- Battle of Grimstad Bay: Part of the Napoleonic Wars and the Gunboat War
| Date | 16 March 1811 |
| Location | Grimstad, Norway58°21′00.2″N 8°36′26.9″E﻿ / ﻿58.350056°N 8.607472°E |
| Result | Norwegian victory |

Belligerents
- Denmark–Norway: United Kingdom

Strength
- Unknown amount of Norwegian volunteers: 1 frigate

Casualties and losses
- Unknown: Several killed or wounded

= Battle of Grimstad Bay =

1811 amphibious battle of the Napoleonic Wars

The Battle of Grimstad Bay (Bataljen på Grimstad havn) was an amphibious assault by the United Kingdom against Denmark–Norway that took place in the town of Grimstad, situated on the southern coast of present-day Norway. The battle was a part of the blockade that the Royal Navy maintained on the country from 1807 to 1814 during the Napoleonic Wars.

== Course ==
HMS Venus was in pursuit of four Norwegian merchant vessels that had sought refuge in the fjord leading to Grimstad. Among these vessels was the sloop Frau Maria, which was en-route from Bergen to Flensburg carrying fish, salt, and cod liver oil.

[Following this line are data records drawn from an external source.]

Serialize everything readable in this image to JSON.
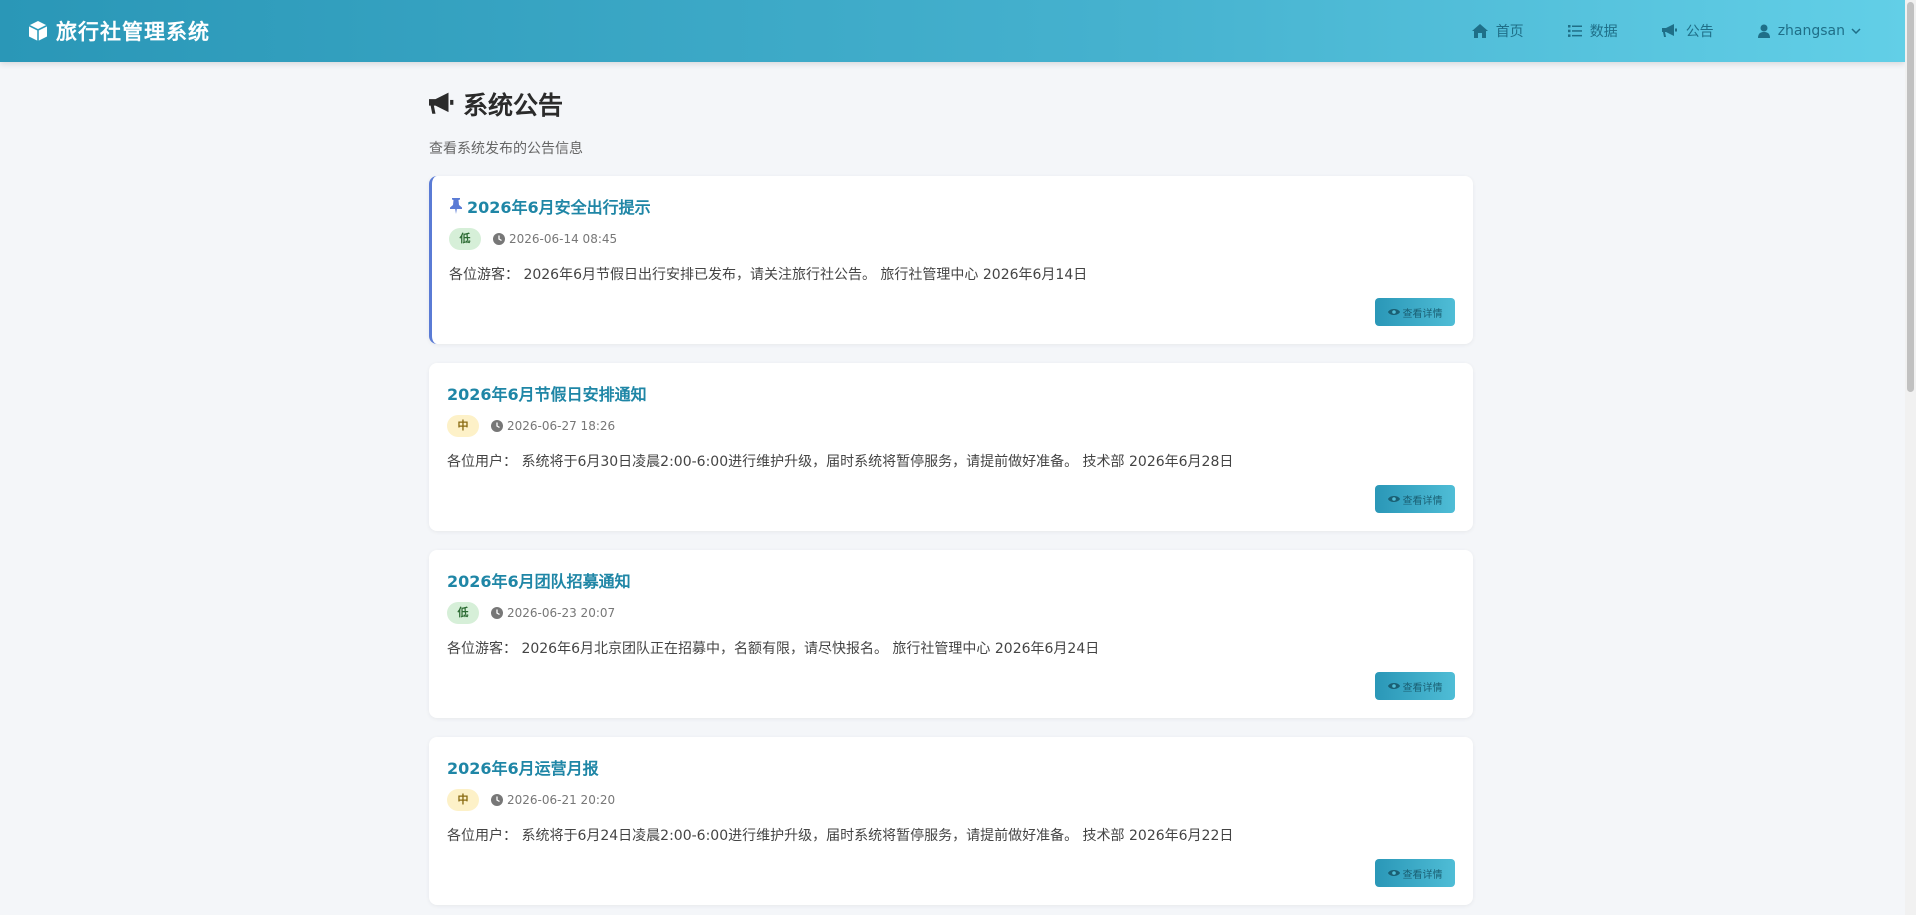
{
  "app": {
    "title": "旅行社管理系统"
  },
  "nav": {
    "home": "首页",
    "data": "数据",
    "notice": "公告",
    "user": "zhangsan"
  },
  "page": {
    "title": "系统公告",
    "subtitle": "查看系统发布的公告信息"
  },
  "notices": [
    {
      "title": "2026年6月安全出行提示",
      "pinned": true,
      "priority": "低",
      "time": "2026-06-14 08:45",
      "content": "各位游客： 2026年6月节假日出行安排已发布，请关注旅行社公告。 旅行社管理中心 2026年6月14日",
      "button": "查看详情"
    },
    {
      "title": "2026年6月节假日安排通知",
      "pinned": false,
      "priority": "中",
      "time": "2026-06-27 18:26",
      "content": "各位用户： 系统将于6月30日凌晨2:00-6:00进行维护升级，届时系统将暂停服务，请提前做好准备。 技术部 2026年6月28日",
      "button": "查看详情"
    },
    {
      "title": "2026年6月团队招募通知",
      "pinned": false,
      "priority": "低",
      "time": "2026-06-23 20:07",
      "content": "各位游客： 2026年6月北京团队正在招募中，名额有限，请尽快报名。 旅行社管理中心 2026年6月24日",
      "button": "查看详情"
    },
    {
      "title": "2026年6月运营月报",
      "pinned": false,
      "priority": "中",
      "time": "2026-06-21 20:20",
      "content": "各位用户： 系统将于6月24日凌晨2:00-6:00进行维护升级，届时系统将暂停服务，请提前做好准备。 技术部 2026年6月22日",
      "button": "查看详情"
    }
  ]
}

Map depicting the canal between Vikkilen and Roresanden

Venus anchored outside the outer islands of Grimstad and deployed three small boats manned by Royal Marines. These boats made their way into Grimstad bay and boarded Frau Maria. Norwegian forces in Grimstad mobilized and engaged the British-controlled sloop using rifles and a few small cannons. Despite their efforts, the marines managed to set sail on Frau Maria but inadvertently sailed her into a narrow bay with no passage leading to the ocean. They were trapped and were forced to abandon the ship and retreated back to Venus. It was reported that several marines were killed or wounded in the engagement.